Jerry Jemmott is the bass player's bass player. He was first inspired to start playing bass after hearing Paul Chambers, and later Charles Mingus (and Sam Jones, and Percy Heath, and Arvell Shaw, and Ray Brown, and Eddie Jones, and Leroy Vinegar, and Doug Watkins, and Edgar Willis, and Aaron Bell, and Ahmed Abdul-Malik, and John Ore and Wilbur Ware and many others), but quickly moved on to the electric bass and started working more doing soul and R&B. Jaco Pastorius even said "I’m just an imitator man. I’m doing a very bad imitation of Jerry Jemmott." What an amazing cat - the missing link between Paul Chambers and Jaco!
Jemmott's playing on Aretha Franklin's recording of "The Weight" is a perfect example of a line that probably influenced Jaco. More Jaco on Jerry: "He was my idol. That stuttering kind of bass line, bouncing all around the beat but keeping it right in the groove — well, they don’t call Jerry the Groovemaster for nothing.” Jemmott's line on "The Weight" is exactly that 16th-note, syncopated stutter-funk groove.
Some of my favorite things about his playing on this recording:
- Balance between repetition and improvisation: He plays the exact same thing over the I chord every time (until the modulation), but never repeats himself on the IV chord. Totally grounded, and yet totally loose at the same time.

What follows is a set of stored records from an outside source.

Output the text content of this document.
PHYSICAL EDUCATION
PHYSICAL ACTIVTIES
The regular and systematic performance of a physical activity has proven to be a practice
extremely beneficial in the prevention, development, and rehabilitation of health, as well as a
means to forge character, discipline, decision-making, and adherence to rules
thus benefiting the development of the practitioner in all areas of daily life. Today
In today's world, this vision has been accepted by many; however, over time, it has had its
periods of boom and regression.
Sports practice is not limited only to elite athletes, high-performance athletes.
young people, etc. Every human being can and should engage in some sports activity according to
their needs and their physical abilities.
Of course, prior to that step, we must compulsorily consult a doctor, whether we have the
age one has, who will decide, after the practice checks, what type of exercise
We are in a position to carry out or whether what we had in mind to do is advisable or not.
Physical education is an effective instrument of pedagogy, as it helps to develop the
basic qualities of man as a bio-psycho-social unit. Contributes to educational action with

- Compositional playing: Jemmott uses range in a very clever way to build momentum throughout the song. In the first two verses, he never hits an octave on either chord. By the third verse, as the song starts to build, he starts hitting octaves on the IV chord. And after the modulation, the song really takes off as he starts adding the octave on the I chord as well. (Note that now he has a new line over the I chord, but he doesn't vary this new line, following the rule he set for himself at the beginning of the tune.)